La porta in faccia - Ieri sera, per la terza volta, il reporter Dean Buletti ha battuto il Ticino per raccontare l’omicidio della maestra 35enne. Ha bussato ai vicini, ha incontrato il falegname, è andato alla Supsi. Ma, avvezzo alla loquacità italiana, si è scontrato con leggi e usanze del luogo. In Svizzera le indagini sono coperte (per non dire blindate) dal segreto istruttorio e in pochi si prestano a 15 secondi di popolarità. Sono bastate due porte sbattute in faccia a Buletti e il tormentone è partito: «Quella che in Sicilia chiamano omertà, in Ticino è discrezione», twitta uno. «Libertà di stampa come quella nordcoreana», rimbalza l’altro. «Svizzera is the new Sicilia» diventa il motto.
È la legge - Che succede? Si chiede il cronista. È la legge, il nuovo codice di procedura penale permette ai giornalisti svizzeri di fare i nomi di vittime e imputati solo in rarissimi casi. A spiegarglielo è Francesco Lepori, volto e voce della cronaca giudiziaria Rsi. E sta qui l’inghippo: quella che in Ticino chiamamiamo e trattiamo come cronaca giudiziaria, in Italia viene chiamata cronaca nera e spesso al reporter viene chiesto di sostituirsi agli inquirenti. Perché se a Chi l’ha visto il giustizialismo a volte incontra qualche pudico confine, in altre trasmissioni deborda e degli inquirenti non c’è più necessità. Infatti su Twitter il parallelo è immediato: «Un cronista svizzero non può sentire nomi, citare strade, ascoltare parenti. La D’Urso in Svizzera avrebbe fatto la cassiera». E ancora: «In Svizzera la D’Urso farebbe la fame».
Siamo in pochi - La legge che imbavaglia la cronaca nostrana è spesso criticata dagli stessi giornalisti. E dai lettori. Quante volte, di fronte per esempio a casi di pedofilia o cronaca nera, ci avete scritto e chiamato chiedendo di fare i nomi. Ma ecco che un medesimo episodio trattato contemporaneamente in casa nostra e in Italia rende queste differenze ancora più palesi. Il Ticino è un cantuccio in cui tutti si conoscono e ogni giornalista che sta trattando il caso è legato in qualche modo a Nadia Arcudi o al presunto omicida. C’è l’amico dell’amico, il compagno di scuola, l’incontro in settimana bianca. Scrivendo non scorda mai che, forse, un articolo sarà letto anche dalla mamma di Nadia, dalla sorella, dal fidanzato. Ancora peggio quando a essere coinvolti sono i bambini e basta un inciampo del giornalista per far riconoscere una vittima all’intero paese.

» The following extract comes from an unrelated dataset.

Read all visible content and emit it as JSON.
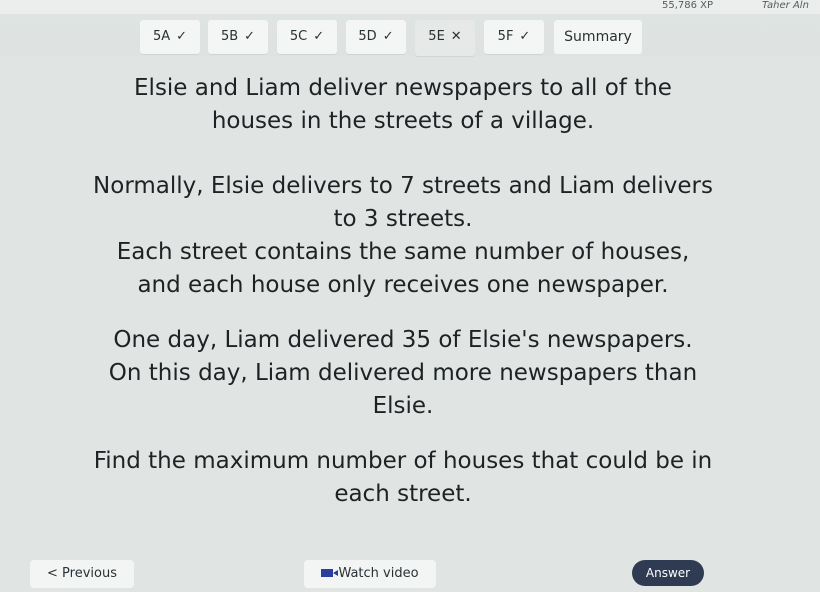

Sessanta milioni - In Italia, invece, si sfiorano i sessanta milioni di persone e le sensibilità si fanno del tutto diverse con la stampa che ci va a nozze. Un circolo vizioso che ha portato anche a situazioni a dir poco grottesche. Indimenticabili, per esempio, le assassine di Sarah Scazzi che, proprio a Chi l’ha visto, ne imploravano il ritorno. Ecco quindi che sui social, questa sproporzione viene sottolineata: «In Italia accetta di essere intervistato pure il vicino di casa del collega della cugina del nonno della vittima». Oppure un altro: «Ma se in Svizzera sono riservati, perchè l'assassino ha gettato il corpo in Italia dove tutti parlano e tutti vedono?». E lo scarto si fa ancor più profondo se il confronto è più locale: «Se invece che in Svizzera erano a Napoli, c’era già il paese intero in piazza con la banda e le donne ciccione ingioiellate».
I #chilhavisters - Una distanza maggiore che si traduce anche in satira. È infatti l’umorismo una delle caratteristiche essenziali dei #chilhavister. Autoironia e humor nero che si combinano in un movimento sdrammatizzante e catartico. Ecco quindi innumerevoli battute sul caso, che non riteniamo di ripetere qua. E qualche consiglio scanzonato all’inviato in Ticino Dean Buletti: «Se si fosse travestito da testimone di Geova l’avrebbero trattato meglio».